Deployable Definition

Clear, automated criteria that determine when a change is ready for production.

10 minute read

Phase 2 - Pipeline

Definition

A deployable definition is the set of automated quality criteria that every artifact must satisfy before it is considered ready for production. It is the pipeline’s answer to the question: “How do we know this is safe to deploy?”

This is not a checklist that a human reviews. It is a set of automated gates - executable validations built into the pipeline - that every change must pass. If the pipeline is green, the artifact is deployable. If the pipeline is red, it is not. There is no ambiguity, no judgment call, and no “looks good enough.”

Why It Matters for CD Migration

Without a clear, automated deployable definition, teams rely on human judgment to decide when something is ready to ship. This creates bottlenecks (waiting for approval), variance (different people apply different standards), and fear (nobody is confident the change is safe). All three are enemies of continuous delivery.

During a CD migration, the deployable definition replaces manual approval processes with automated confidence. It is what allows a team to say “any green build can go to production” - which is the prerequisite for continuous deployment.

Key Principles

The definition must be automated

Every criterion in the deployable definition is enforced by an automated check in the pipeline.
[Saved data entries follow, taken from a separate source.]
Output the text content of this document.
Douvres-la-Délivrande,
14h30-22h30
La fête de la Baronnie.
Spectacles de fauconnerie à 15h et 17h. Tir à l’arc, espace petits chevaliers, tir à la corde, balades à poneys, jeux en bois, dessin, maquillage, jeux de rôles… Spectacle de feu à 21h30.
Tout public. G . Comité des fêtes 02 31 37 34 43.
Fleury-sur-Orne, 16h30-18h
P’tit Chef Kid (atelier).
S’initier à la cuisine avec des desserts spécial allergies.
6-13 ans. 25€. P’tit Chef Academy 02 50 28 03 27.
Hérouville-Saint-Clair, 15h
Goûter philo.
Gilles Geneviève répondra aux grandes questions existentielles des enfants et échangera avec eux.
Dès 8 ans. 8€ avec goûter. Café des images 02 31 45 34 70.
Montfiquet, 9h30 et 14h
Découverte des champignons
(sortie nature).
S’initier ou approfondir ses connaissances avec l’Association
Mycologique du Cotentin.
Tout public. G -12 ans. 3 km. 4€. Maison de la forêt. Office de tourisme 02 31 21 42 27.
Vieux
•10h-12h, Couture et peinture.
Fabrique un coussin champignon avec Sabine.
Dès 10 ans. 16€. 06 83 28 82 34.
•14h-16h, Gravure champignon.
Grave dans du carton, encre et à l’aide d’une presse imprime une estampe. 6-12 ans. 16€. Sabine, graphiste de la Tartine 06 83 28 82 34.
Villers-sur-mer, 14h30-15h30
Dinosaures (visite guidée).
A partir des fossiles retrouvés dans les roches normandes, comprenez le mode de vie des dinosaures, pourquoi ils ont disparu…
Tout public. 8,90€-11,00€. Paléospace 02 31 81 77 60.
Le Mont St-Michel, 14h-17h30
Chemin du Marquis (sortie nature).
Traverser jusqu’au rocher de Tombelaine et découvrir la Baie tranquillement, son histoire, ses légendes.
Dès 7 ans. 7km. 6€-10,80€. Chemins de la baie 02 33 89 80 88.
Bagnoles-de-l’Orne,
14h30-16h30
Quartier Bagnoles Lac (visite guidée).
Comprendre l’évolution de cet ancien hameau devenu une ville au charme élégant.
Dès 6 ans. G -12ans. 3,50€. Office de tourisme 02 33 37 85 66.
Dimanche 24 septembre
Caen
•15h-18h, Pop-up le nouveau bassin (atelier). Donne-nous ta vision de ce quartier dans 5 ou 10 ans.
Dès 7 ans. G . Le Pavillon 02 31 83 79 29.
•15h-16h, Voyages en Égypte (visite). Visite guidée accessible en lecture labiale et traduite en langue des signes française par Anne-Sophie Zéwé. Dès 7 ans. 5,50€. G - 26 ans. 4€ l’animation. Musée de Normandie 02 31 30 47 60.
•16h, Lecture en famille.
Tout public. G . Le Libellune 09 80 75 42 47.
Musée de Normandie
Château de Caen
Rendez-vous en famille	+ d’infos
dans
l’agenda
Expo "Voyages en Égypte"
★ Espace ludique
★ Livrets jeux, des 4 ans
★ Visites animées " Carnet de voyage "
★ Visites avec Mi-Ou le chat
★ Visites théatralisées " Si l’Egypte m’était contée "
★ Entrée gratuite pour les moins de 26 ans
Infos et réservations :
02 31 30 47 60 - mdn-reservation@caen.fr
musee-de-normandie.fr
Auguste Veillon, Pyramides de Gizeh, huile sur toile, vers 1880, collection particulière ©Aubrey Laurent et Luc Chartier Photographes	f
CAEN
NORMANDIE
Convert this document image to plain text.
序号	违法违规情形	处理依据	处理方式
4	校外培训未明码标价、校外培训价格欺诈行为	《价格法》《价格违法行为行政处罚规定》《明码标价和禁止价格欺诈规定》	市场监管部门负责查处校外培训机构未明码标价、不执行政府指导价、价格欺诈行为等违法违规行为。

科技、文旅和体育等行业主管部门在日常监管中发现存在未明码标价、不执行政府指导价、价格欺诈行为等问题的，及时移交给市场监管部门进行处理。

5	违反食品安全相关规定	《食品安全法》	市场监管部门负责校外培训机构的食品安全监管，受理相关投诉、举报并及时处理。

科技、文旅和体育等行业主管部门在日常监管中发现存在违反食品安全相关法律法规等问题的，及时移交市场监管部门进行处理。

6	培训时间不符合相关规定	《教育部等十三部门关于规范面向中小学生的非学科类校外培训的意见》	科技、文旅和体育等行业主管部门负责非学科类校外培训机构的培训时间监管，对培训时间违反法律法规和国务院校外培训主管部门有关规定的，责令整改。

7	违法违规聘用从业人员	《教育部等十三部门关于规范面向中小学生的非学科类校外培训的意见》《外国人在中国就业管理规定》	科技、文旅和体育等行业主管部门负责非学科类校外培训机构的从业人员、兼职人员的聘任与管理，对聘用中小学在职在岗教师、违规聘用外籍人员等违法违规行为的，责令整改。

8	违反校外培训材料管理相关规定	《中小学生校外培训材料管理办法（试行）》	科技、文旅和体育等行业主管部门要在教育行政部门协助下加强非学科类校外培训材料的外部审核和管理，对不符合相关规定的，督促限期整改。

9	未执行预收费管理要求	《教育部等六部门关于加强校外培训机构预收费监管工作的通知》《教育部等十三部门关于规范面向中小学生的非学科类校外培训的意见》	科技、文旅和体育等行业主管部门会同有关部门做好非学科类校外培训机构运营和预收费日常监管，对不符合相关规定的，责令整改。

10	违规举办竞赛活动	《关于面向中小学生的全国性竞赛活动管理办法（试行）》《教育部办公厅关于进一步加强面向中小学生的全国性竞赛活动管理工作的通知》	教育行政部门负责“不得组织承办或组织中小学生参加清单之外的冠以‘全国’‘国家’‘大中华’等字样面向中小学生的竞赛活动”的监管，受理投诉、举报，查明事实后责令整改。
If a requirement cannot be automated, either find a way to automate it or question whether it belongs in the deployment path.

The definition must be comprehensive

The deployable definition should cover all dimensions of quality that matter for production readiness:

Security

Static Application Security Testing (SAST) - scan source code for known vulnerability patterns
Dependency vulnerability scanning - check all dependencies against known vulnerability databases (CVE lists)
Secret detection - verify that no credentials, API keys, or tokens are present in the codebase
Container image scanning - if deploying containers, scan images for known vulnerabilities
License compliance - verify that dependency licenses are compatible with your distribution requirements

Functionality

Unit tests - fast, isolated tests that verify individual components behave correctly
Integration tests - tests that verify components work together correctly
End-to-end tests - tests that verify the system works from the user’s perspective
Regression tests - tests that verify previously fixed defects have not reappeared
Contract tests - tests that verify APIs conform to their published contracts

Compliance

Audit trail - the pipeline itself produces the compliance artifact: who changed what, when, and what validations it passed
Policy as code - organizational policies (e.g., “no deployments on Friday”) encoded as pipeline logic
Change documentation - automatically generated from commit metadata and pipeline results

Performance

Performance benchmarks - verify that key operations complete within acceptable thresholds
Load test baselines - verify that the system handles expected load without degradation
Resource utilization checks - verify that the change does not introduce memory leaks or excessive CPU usage

Reliability

Health check validation - verify that the application starts up correctly and responds to health checks
Graceful degradation tests - verify that the system behaves acceptably when dependencies fail
Rollback verification - verify that the deployment can be rolled back (see Rollback)

Code Quality

Linting and static analysis - enforce code style and detect common errors
Code coverage thresholds - not as a target, but as a safety net to detect large untested areas
Complexity metrics - flag code that exceeds complexity thresholds for review

The definition must be fast

A deployable definition that takes hours to evaluate will not support continuous delivery. The entire pipeline - including all deployable definition checks - should complete in minutes, not hours. This often requires running checks in parallel, investing in test infrastructure, and making hard choices about which slow checks provide enough value to keep.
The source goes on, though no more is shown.